In Marshall's first tenure as finance minister, spanning most of 2007 and 2008, booming oil prices saw the province record sky-high surpluses and slash billions off its net debt.
But this fiscal year, lower commodities prices led the government to project a $750-million deficit.
Marshall issued a warning about the pace of government spending.
"We have to ensure that the investments we make - whether we make them in health, or in education, or anywhere else - are sustainable over the long term," he said.
Marshall added that those investments must allow the government to provide access to programs and services, both "today and for future generations."
Those investments have been cycling higher and higher in recent years. This year, the province expects to spend $519 million more on programs than it did last year.
In 2009-2010, the government budgeted to pay out a shade less than $7 billion in gross expenditures.
In the Williams administration's first budget, brought down in 2004, gross expenditures were budgeted to come in at under $4.3 billion.
The current estimate is 63 per cent higher than five years ago.
"At the current level, I think it's going to be very difficult to sustain it, because the way the costs are going - we've gone from X-ray machines to CAT scan machines to MRI machines to PET scan machines," Marshall said when asked if today's level of overall government spending is sustainable.
"And people will want us to provide that investment. The cost of drugs is also high. So we have to spend our monies wisely to make sure, as I said, that people have access to the system and access to good quality health care when they need it."
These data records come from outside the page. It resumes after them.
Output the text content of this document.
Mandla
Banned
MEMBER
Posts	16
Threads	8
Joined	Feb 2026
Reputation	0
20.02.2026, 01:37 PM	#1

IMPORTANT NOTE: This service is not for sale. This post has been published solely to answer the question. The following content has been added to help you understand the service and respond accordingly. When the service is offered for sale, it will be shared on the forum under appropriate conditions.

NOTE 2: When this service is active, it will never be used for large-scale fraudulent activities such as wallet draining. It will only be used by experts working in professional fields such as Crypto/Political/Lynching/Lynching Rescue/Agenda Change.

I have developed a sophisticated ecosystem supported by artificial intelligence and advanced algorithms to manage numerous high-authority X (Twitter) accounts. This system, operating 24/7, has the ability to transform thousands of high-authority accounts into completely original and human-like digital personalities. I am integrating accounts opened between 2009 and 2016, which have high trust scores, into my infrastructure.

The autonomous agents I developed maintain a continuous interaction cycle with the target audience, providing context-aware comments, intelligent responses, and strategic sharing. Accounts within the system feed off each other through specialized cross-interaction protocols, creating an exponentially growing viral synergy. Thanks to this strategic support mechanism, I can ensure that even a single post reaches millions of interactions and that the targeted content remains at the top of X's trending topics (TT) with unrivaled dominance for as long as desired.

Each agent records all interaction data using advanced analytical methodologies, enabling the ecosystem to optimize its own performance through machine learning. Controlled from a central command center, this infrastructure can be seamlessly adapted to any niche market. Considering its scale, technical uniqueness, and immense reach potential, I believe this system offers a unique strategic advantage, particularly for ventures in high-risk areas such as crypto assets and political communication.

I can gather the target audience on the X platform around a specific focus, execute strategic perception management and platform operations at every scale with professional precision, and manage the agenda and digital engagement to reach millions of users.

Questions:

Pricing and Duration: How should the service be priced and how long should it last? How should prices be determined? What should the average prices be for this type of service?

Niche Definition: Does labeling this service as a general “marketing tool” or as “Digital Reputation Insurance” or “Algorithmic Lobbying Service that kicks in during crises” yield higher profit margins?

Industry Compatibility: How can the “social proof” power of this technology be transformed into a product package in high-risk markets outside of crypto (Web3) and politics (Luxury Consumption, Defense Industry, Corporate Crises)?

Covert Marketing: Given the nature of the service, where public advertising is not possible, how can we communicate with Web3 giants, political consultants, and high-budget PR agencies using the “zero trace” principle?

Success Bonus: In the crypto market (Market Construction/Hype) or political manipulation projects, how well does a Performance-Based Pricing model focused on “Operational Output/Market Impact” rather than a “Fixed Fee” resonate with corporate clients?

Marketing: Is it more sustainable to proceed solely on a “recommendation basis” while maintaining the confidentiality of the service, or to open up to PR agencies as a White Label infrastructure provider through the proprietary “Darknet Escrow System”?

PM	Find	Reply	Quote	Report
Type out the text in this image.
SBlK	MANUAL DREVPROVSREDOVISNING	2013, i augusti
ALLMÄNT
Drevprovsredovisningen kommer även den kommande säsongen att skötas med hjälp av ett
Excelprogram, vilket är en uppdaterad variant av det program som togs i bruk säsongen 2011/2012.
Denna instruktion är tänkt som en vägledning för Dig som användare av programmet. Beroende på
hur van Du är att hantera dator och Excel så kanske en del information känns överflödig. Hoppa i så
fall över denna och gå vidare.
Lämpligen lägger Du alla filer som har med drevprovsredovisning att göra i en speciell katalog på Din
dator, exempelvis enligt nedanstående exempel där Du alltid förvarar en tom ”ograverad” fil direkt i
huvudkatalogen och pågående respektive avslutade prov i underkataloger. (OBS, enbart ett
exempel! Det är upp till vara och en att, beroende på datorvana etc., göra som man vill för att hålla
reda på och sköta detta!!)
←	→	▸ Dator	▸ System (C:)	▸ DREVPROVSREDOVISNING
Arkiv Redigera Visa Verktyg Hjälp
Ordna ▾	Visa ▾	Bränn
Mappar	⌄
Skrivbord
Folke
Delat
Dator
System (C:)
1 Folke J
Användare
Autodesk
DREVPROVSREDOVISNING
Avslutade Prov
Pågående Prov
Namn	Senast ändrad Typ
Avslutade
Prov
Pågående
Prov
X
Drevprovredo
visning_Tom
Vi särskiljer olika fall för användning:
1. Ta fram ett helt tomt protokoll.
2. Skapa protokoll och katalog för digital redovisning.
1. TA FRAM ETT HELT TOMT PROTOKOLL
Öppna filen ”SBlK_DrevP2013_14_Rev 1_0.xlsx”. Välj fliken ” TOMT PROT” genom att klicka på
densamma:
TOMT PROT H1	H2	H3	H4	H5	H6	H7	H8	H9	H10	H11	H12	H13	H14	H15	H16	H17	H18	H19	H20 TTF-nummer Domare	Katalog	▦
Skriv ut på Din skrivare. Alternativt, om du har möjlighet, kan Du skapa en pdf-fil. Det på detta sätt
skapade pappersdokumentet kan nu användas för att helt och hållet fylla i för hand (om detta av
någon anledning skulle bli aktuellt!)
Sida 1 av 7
Marshall's challenge now is balancing declining revenues against increasing needs.
He said the key is "spending wiser, and spending smarter."
Marshall - who boomeranged back to finance in the cabinet shuffle forced by Paul Oram's resignation from politics earlier this month - said it's too early to tell definitively where the province's ledger books stand for this year.
But it is unlikely he will have the same amount of cash as the oil-fuelled years of the recent past.
"I would think so, but when I came into this job last time, I never thought oil would go through the roof the way it did. We're starting to see signs - oil took a run the last couple of days, the dollar took a run the last couple of days. So what does that mean? I can't predict the future. I'm asked to, but I can't. Who knows what the future is going to bring."